Такое положение вещей приводит к парадоксальной ситуации, когда чиновник от образования, функции которого состоят в переводе качества работы культуролога в количественное измерение, не всегда способен сохранить связь с реальностью образовательного процесса. Так, из выделяемых ранее на руководство дипломной работой более 30 академических часов сегодня осталось 17, а курсовая работа предполагает участие профессора в работе со студентом в размере всего лишь одного академического часа. Стараясь предотвратить подобное в своей практике, профессор и директор одного из центров Фордхам-ского университета США качественное развитие образовательного процесса предлагает оценивать неформально, а содержательно. Анализируя механизм образовательного процесса, приводящий к более качественной работе со студентами и коллегами, профессор приходит к выводу, что забота о качестве неожиданным образом сказалась на ее чтении. Она пишет, что с годами у нее выработалась неторопливая манера чтения как слушания,

способная раскрыть аллюзивные смыслы текста, ранее недоступные вниманию.

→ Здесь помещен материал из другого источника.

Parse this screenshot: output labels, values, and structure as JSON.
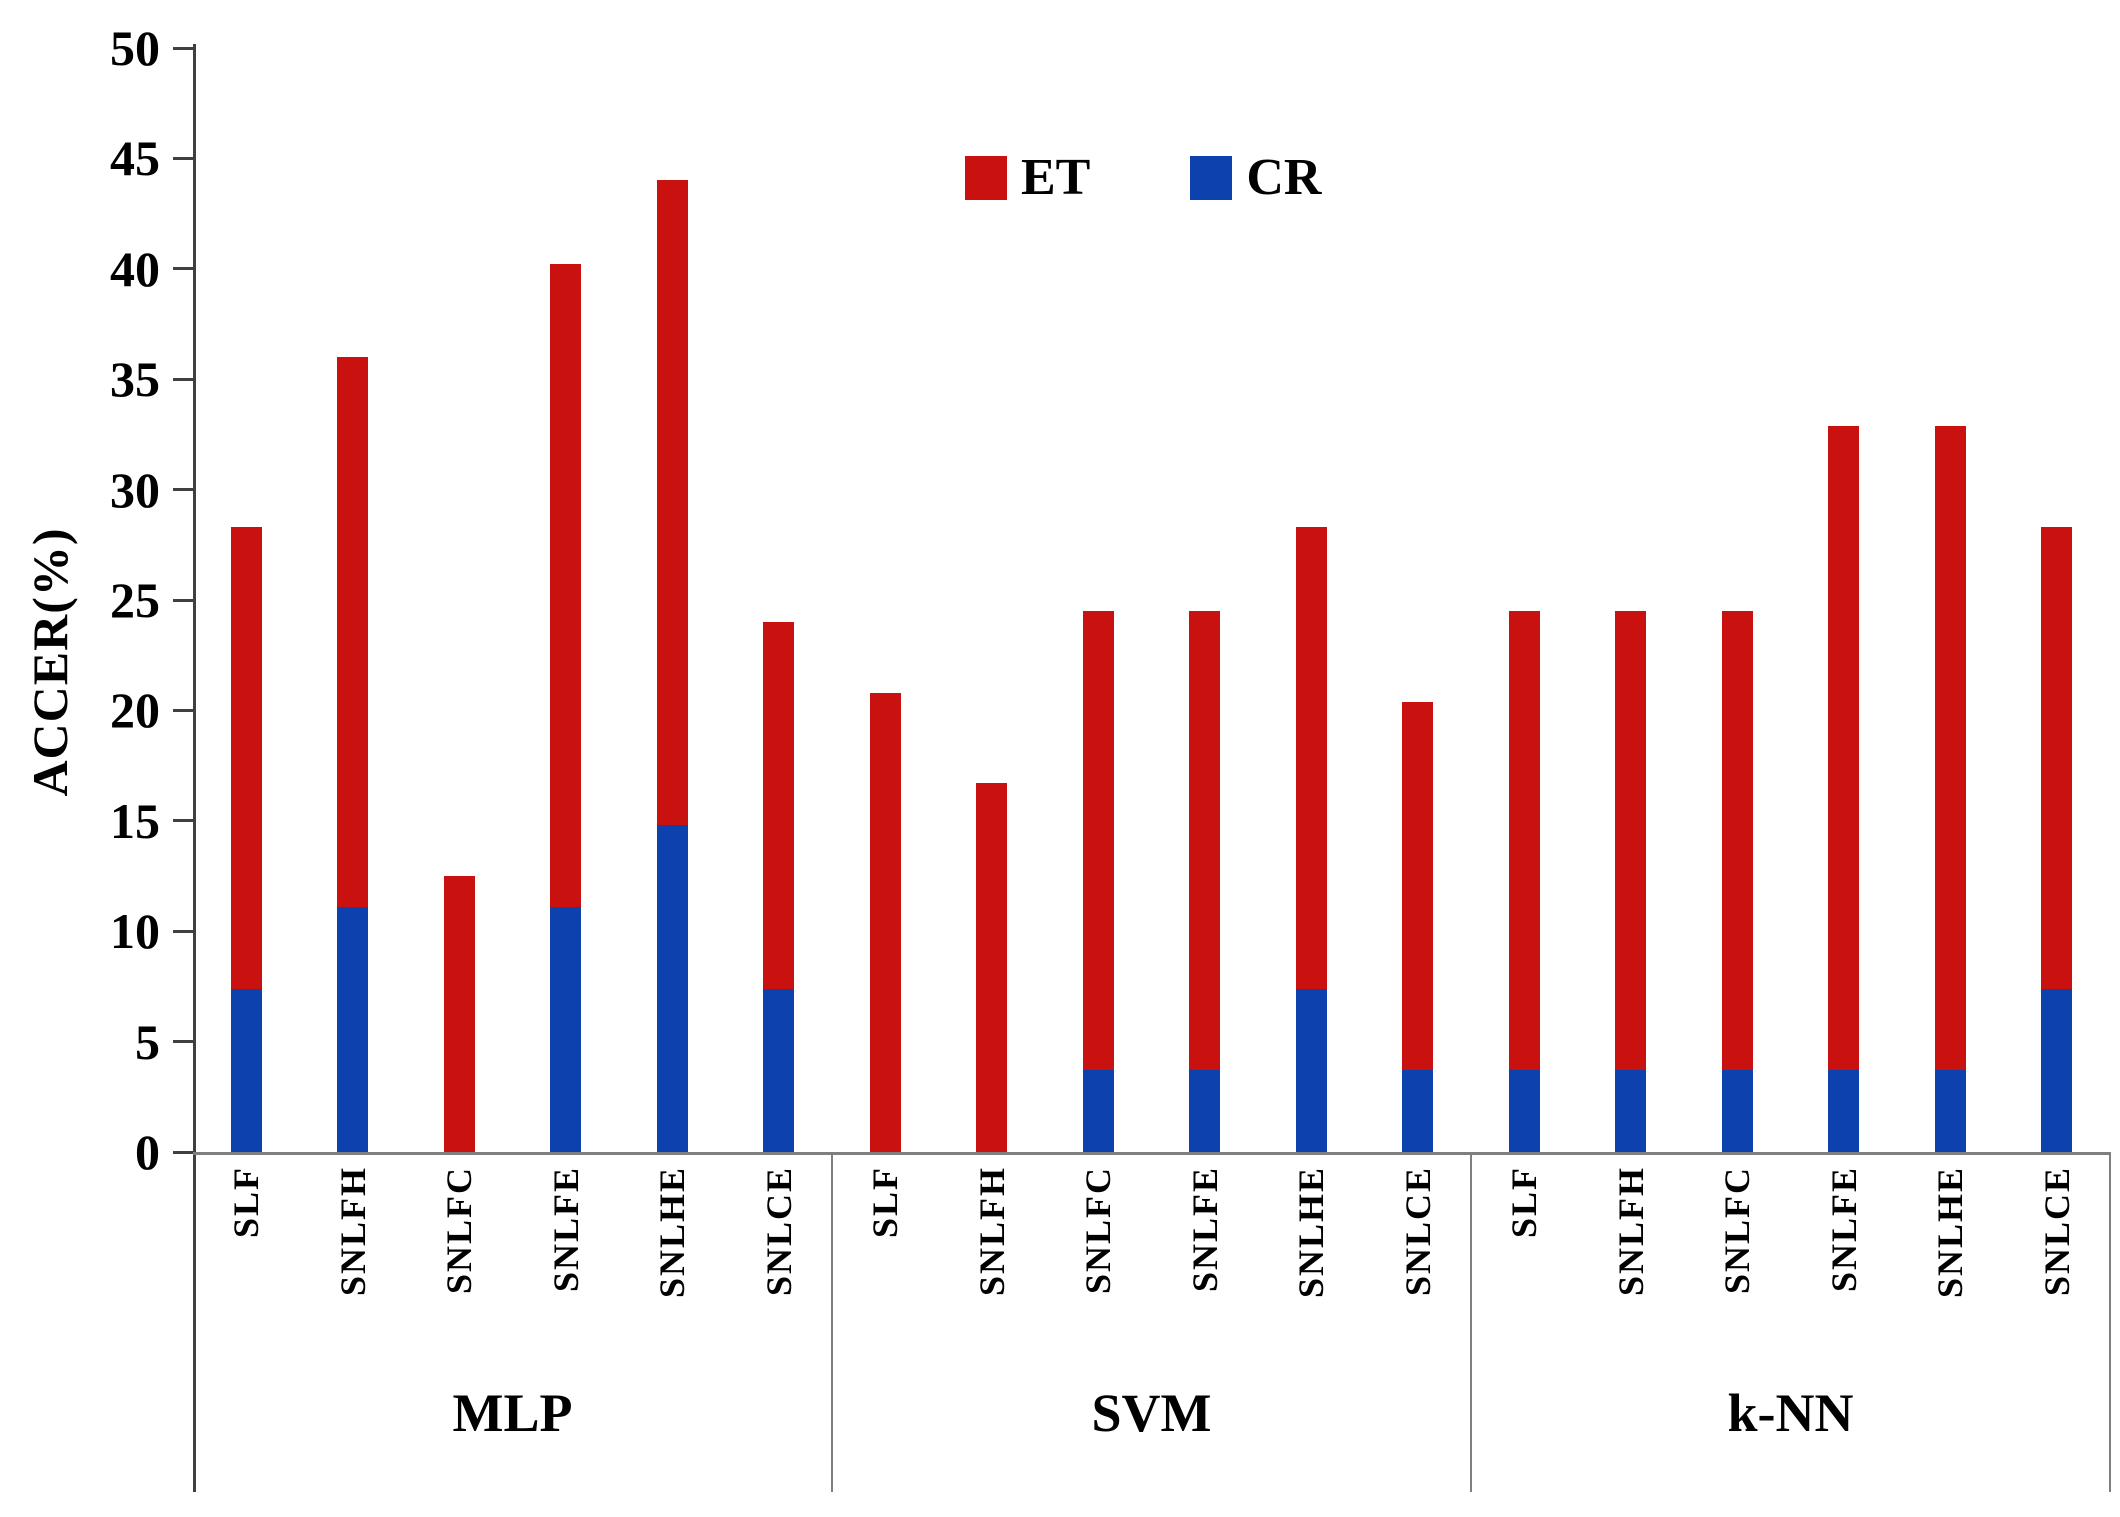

Вот как она описывает рутинную часть своей работы: «В последнюю декаду я работаю над научным изданием новеллы Вирджинии Вулф "Миссис Далловэй". Это означает что мне приходится сравнивать Британскую и Американскую версию новеллы, прочесывать письма и дневники для того, чтобы собрать историю того, как она решила приступить к написанию новеллы, а также работать со сносками, со множеством сносок» [5, с. 36]. А вот каким оказывается результат длительной и скрупулезной, требующей большого количество времени работы: «Эта работа вселяет в меня и боль и вдохновение. Я должна была замедлить процесс моего чтения до скорости движения ледников и выработать в себе привычку к слушанию того, что я называю свистом собаки, наталкивающим на возможные смыслы». Даже перевод сказанного профессором требует времени, чтобы разобраться в том, что же она, наконец, хочет сообщить своему читателю. Что в ее чтении появилось нового от того, что она стала тратить больше времени на чтение и проникновение в текст. Если бы к ее тексту мы подошли со стороны выделяемого времени на прочтение, которое предполагает курсовая работа, и без проникновения в глубину высказываемого, попробовали бы перевести текст на русский язык, то он прозвучал бы примерно так: «Эта работа является больной, но вдохновляет меня. Я читаю медленно как в ледниковый период. Я читаю так, чтобы услышать собачий свист возможных ассоциаций». Однако даже это было бы немного «олитературенный перевод», по крайней мере, предполагающий знание грамматики.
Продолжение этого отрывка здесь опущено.